Sheriff Flirts With A Tumbleweed That Has Juicy Feminine Lips
It sure is lovely to be in the presence of a circular goddess like yourself in that dust pile there.
Well, I thought I done seen everything there is to see in this town here. But never did I ever see a woman come into the station like the way you done today. Rolled in with the wind just as the door was closing behind the gypsy I turned loose. Bounced off them walls and chairs and came to a stop right in front of me after nearly getting yourself stuck between them jail bars.
I didn’t believe that daughter of a gypsy havin’ mother when she read my fortune but I’m starting to. Said I’d be meeting a fair, young lady today.
I suppose they invented lipstick for your lips in particular there. I suppose you look just as nice as a man on his knees could ask for. And what better place than being on your knees to get comfortable with a lady like yourself on the floor there.
Before you go on speaking your piece, I just want to say that it sure is lovely to be in the presence of an ephemeral, circular goddess like yourself in that dust pile there. That’s a word I know ‘cus I doggone learned it in the paper book I been reading on the toilet.
You reporting a crime, Miss? Lemme guess, you is. Who do I owe the pleasure of committing them crimes so I could watch you disperse seeds all over my office this windy afternoon? I reckon it’s them Boughton Boys always up to no good. Always fooling me into falling in love with feminized objects, they is.
You gotta speak up. Cain’t hear so good with these ears here. No better than a 10 cent mule, these ears I’ve got.
Seeing that it’s been about twenty minutes since I asked, based on the shadows getting taller, I suppose them big red lips is for show. Ain’t no sound been made from you except rustling on the floor. You ain’t much of a talker and I admit that I ain’t much of a listener. If you and I ever went together, without suggesting anything foul, I think we’d make a good match. Shoot.
Well, I think you did the right thing coming here instead of that crooked Mayor’s house up there on the hill overlooking the gully and thereabouts. He’s married anyhow. Not that you’re searching. Just something noteworthy.
And it’s best you didn’t go down to the old Reverend in the mineshaft. He ain’t been the same since he was kidnapped by Mohawks and thrown in front of a wagon train when they figured out they snatched the wrong fella. He just sits there in the darkness, babbling and carrying on about Lord knows what. Men like that ain’t of service to a round lady like yourself sitting pretty on them wooden planks there.

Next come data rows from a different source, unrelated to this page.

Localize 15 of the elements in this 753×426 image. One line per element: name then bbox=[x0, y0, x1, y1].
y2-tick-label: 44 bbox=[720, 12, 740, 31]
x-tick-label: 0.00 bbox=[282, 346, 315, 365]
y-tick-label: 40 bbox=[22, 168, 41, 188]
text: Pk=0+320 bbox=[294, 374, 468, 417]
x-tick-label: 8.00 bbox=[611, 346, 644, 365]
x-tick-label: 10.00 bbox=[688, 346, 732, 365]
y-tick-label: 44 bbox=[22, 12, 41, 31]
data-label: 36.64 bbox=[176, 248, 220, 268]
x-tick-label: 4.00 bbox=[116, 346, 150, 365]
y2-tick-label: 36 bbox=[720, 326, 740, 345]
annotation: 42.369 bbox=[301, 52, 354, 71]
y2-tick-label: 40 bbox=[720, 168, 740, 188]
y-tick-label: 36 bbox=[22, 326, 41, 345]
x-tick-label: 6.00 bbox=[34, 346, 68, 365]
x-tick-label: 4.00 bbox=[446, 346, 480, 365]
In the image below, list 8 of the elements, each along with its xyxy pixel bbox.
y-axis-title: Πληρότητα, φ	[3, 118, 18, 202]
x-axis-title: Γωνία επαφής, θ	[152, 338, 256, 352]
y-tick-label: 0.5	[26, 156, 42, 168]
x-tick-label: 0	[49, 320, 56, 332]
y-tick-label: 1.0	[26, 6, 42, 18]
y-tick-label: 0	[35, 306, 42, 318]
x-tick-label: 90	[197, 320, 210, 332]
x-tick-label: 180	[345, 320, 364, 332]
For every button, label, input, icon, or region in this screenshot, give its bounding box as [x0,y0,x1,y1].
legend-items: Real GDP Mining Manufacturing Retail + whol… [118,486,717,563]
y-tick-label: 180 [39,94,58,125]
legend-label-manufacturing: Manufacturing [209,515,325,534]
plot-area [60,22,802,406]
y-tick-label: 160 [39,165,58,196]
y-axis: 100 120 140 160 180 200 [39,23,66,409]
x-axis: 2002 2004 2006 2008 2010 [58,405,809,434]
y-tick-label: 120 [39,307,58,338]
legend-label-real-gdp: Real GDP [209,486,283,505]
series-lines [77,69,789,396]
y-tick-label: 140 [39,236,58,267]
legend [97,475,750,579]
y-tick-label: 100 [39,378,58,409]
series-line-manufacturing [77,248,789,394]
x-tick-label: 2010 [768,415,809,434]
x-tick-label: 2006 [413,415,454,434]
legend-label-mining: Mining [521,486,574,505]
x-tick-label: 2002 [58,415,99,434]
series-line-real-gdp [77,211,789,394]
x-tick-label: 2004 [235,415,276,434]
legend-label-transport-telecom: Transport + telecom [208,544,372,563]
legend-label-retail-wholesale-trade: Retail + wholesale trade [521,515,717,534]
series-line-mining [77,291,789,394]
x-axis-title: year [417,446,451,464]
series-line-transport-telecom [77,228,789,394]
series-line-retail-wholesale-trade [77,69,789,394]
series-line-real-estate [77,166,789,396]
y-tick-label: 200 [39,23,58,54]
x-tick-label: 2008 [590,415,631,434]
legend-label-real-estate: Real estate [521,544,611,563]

So you did the best you could for your circumstances and traveled on down to where I’m posted every day. That’s why I was elected, to help people in their troubles. You might say I help the helpless in fear for their lives. You might say something else and you’d be entitled to it. Or you might say nothing which is why I’m growing to like you, Miss.

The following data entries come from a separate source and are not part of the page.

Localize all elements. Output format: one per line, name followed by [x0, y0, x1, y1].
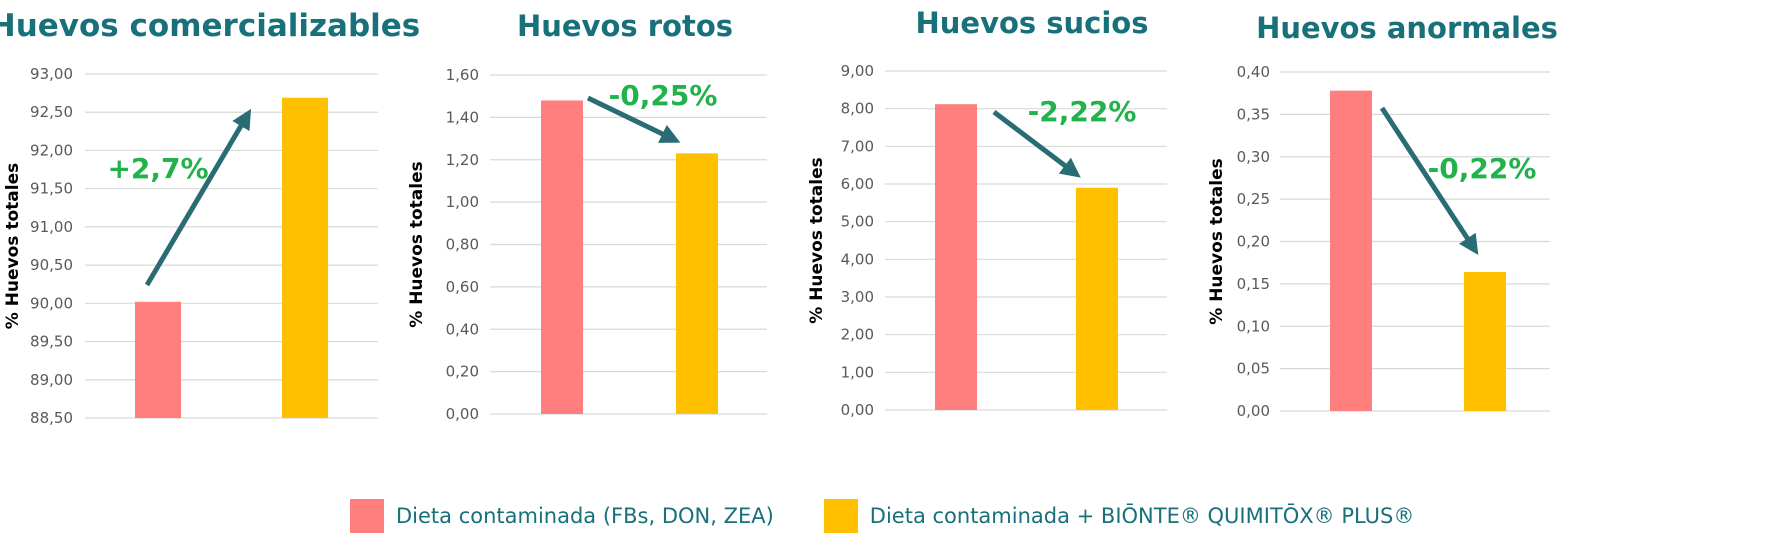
y-axis-label: % Huevos totales [807, 157, 827, 324]
legend-label-series-a: Dieta contaminada (FBs, DON, ZEA) [396, 504, 774, 528]
y-tick-label: 90,50 [30, 256, 73, 274]
legend-label-series-b: Dieta contaminada + BIŌNTE® QUIMITŌX® PL… [869, 504, 1415, 528]
y-tick-label: 1,00 [841, 363, 874, 381]
y-tick-label: 89,50 [30, 333, 73, 351]
y-tick-label: 5,00 [841, 213, 874, 231]
legend-item-series-a: Dieta contaminada (FBs, DON, ZEA) [350, 499, 774, 533]
y-tick-label: 0,20 [1237, 233, 1270, 251]
change-annotation: +2,7% [107, 152, 208, 185]
trend-arrow [1379, 106, 1479, 256]
y-tick-label: 1,00 [446, 193, 479, 211]
y-tick-label: 6,00 [841, 175, 874, 193]
y-tick-label: 1,20 [446, 151, 479, 169]
chart-panel-commercial: Huevos comercializables 88,50 89,00 89,50 90… [0, 0, 420, 490]
bar-series-a [1330, 90, 1372, 412]
chart-svg: Huevos comercializables 88,50 89,00 89,50 90… [0, 8, 420, 427]
chart-panel-abnormal: Huevos anormales 0,00 0,05 0,10 0,15 0,20 0,25… [1207, 0, 1630, 490]
chart-legend: Dieta contaminada (FBs, DON, ZEA) Dieta … [350, 495, 1450, 537]
y-tick-label: 0,60 [446, 278, 479, 296]
change-annotation: -0,22% [1428, 152, 1537, 185]
y-tick-label: 0,15 [1237, 275, 1270, 293]
bar-series-b [282, 97, 328, 418]
y-tick-label: 0,05 [1237, 360, 1270, 378]
legend-swatch-series-b [823, 499, 858, 533]
bar-series-a [935, 104, 977, 410]
y-tick-label: 1,40 [446, 108, 479, 126]
y-tick-label: 0,40 [446, 320, 479, 338]
trend-arrow [992, 110, 1081, 178]
chart-title: Huevos rotos [517, 9, 733, 43]
y-tick-label: 0,10 [1237, 317, 1270, 335]
y-tick-label: 0,00 [1237, 402, 1270, 420]
chart-panel-broken: Huevos rotos 0,00 0,20 0,40 0,60 0,80 1,00 1,20… [407, 0, 810, 490]
bar-series-a [135, 301, 181, 418]
y-axis-label: % Huevos totales [1207, 158, 1227, 325]
bar-series-a [541, 100, 583, 415]
y-tick-label: 88,50 [30, 409, 73, 427]
y-tick-label: 0,25 [1237, 190, 1270, 208]
y-tick-label: 2,00 [841, 326, 874, 344]
chart-svg: Huevos anormales 0,00 0,05 0,10 0,15 0,20 0,25… [1207, 11, 1558, 420]
trend-arrow [586, 95, 681, 143]
y-axis-label: % Huevos totales [407, 161, 427, 328]
chart-svg: Huevos sucios 0,00 1,00 2,00 3,00 4,00 5,00 6,0… [807, 6, 1167, 419]
y-axis-label: % Huevos totales [3, 163, 23, 330]
y-tick-label: 0,00 [841, 401, 874, 419]
chart-title: Huevos comercializables [0, 8, 420, 44]
chart-svg: Huevos rotos 0,00 0,20 0,40 0,60 0,80 1,00 1,20… [407, 9, 767, 423]
y-tick-label: 90,00 [30, 294, 73, 312]
bar-series-b [1076, 187, 1118, 410]
y-tick-label: 92,00 [30, 141, 73, 159]
bar-series-b [676, 153, 718, 415]
y-tick-label: 91,50 [30, 180, 73, 198]
change-annotation: -0,25% [609, 79, 718, 112]
y-tick-label: 4,00 [841, 250, 874, 268]
legend-swatch-series-a [350, 499, 384, 533]
y-tick-label: 0,35 [1237, 105, 1270, 123]
y-tick-label: 89,00 [30, 371, 73, 389]
chart-title: Huevos sucios [916, 6, 1149, 40]
legend-item-series-b: Dieta contaminada + BIŌNTE® QUIMITŌX® PL… [823, 499, 1415, 533]
y-tick-label: 93,00 [30, 65, 73, 83]
y-tick-label: 0,40 [1237, 63, 1270, 81]
y-tick-label: 7,00 [841, 137, 874, 155]
y-tick-label: 1,60 [446, 66, 479, 84]
chart-title: Huevos anormales [1256, 11, 1558, 45]
y-tick-label: 3,00 [841, 288, 874, 306]
chart-panel-dirty: Huevos sucios 0,00 1,00 2,00 3,00 4,00 5,00 6,0… [807, 0, 1210, 490]
y-tick-label: 8,00 [841, 100, 874, 118]
y-tick-label: 9,00 [841, 62, 874, 80]
y-tick-label: 0,30 [1237, 148, 1270, 166]
y-tick-label: 0,80 [446, 236, 479, 254]
y-tick-label: 92,50 [30, 103, 73, 121]
change-annotation: -2,22% [1028, 95, 1137, 128]
trend-arrow [144, 108, 252, 287]
bar-series-b [1464, 272, 1506, 411]
y-tick-label: 91,00 [30, 218, 73, 236]
y-tick-label: 0,00 [446, 405, 479, 423]
y-tick-label: 0,20 [446, 363, 479, 381]
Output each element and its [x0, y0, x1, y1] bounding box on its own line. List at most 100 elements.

It’s getting late in the evening so I best escort you home ‘fore the sun changes places with the moon. Unless you’d like to hide out from them Boughton Boys causing mayhem to me and other do-gooders of this town like yourself. I’m going to open this window here so we can look up at the stars together.
Where you headed? Is it customary where you come from to rush out an open window like that or is there a train you’re trying to catch? Whatever their customs is, you’re in a plumb hurry to get there. Practically matching the speed of the wind.
Never got to ask if you were the one on the other end of the telephone when someone called me up earlier. I says, “Who is this?”and got no response which means I been either hoodwinked by a Boughton Boy or talking to you. Fooled this whole time or graced by a tumbling beauty that came and went. Heck.